I saw that a UDRP was filed on the Match.Paris domain name at the World Intellectual Property Organization (WIPO). When I saw this UDRP on the main WIPO filing page, my first thought was that Match.com, the dating website, filed the UDRP. The UDRP was actually filed by Hachette Filipacchi Presse, a publishing company in France.
Hachette Filipacchi Presse is the publisher of a weekly news magazine called Paris Match. If you have ever been to Paris, you are probably familiar with this publication, which is sold on newsstands throughout the city and possibly the world.
As of right now, Match.Paris does not resolve for me. I am unsure if the domain name ever resolved. Match.Paris was registered in December of 2014 by a registrant that has an address in France.

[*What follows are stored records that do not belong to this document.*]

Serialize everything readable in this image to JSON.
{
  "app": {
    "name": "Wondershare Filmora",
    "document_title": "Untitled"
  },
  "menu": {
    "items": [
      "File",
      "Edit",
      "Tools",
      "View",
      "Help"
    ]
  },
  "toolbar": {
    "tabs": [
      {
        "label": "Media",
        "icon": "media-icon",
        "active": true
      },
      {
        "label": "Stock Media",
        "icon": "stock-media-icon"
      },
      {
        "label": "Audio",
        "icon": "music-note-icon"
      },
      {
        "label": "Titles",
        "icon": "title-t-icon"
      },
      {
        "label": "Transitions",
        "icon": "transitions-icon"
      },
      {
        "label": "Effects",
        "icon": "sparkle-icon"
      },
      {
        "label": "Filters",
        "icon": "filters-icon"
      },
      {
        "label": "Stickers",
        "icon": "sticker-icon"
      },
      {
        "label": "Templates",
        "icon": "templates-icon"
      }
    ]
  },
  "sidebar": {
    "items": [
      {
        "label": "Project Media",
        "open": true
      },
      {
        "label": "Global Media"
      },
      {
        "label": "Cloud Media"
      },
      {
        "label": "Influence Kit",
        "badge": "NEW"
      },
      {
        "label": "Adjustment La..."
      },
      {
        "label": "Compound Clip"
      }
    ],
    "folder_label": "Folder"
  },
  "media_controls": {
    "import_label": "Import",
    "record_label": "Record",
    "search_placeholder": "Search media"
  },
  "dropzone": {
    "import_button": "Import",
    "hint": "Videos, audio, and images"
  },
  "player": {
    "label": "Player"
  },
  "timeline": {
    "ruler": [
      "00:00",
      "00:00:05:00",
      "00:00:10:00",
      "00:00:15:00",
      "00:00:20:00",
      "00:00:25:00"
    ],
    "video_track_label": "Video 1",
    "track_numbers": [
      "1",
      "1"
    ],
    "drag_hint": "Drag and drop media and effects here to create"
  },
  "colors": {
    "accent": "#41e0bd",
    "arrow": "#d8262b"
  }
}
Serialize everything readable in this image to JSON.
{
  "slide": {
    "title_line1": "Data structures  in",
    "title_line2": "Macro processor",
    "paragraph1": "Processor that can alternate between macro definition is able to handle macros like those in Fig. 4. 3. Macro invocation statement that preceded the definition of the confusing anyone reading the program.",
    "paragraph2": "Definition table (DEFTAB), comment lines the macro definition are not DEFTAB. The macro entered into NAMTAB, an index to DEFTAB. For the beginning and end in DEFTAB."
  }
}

Even for people who do not follow the new gTLD domain names, this is going to be an interesting UDRP case. “Match” is a very common word with multiple meanings. In addition, there are a variety of brands that utilize the “match” keyword in its branding, including the following:
- Paris Match
- Match Clothing
- Match Game
- Match supermarket
- Match magazine
With this many brands using the “match” keyword as well as the fact that the domain name does not appear to be used, it seems like it could be difficult to prove bad faith. The domain extension will likely come into play, but it still could be a stretch to prove bad faith since the domain name isn’t really being used right now that I see.
I’ll keep my eye on this UDRP because there could potentially be implications for other keyword new gTLD domain names that use common keywords, although one UDRP ruling doesn’t make caselaw.
Elliot, we are not lawyers but with our experience in this industry, I don’t see Hachette Filipacchi Presse winning this UDRP. Match is a generic name and can only be trademarked if it is arbitrary in the context of its use.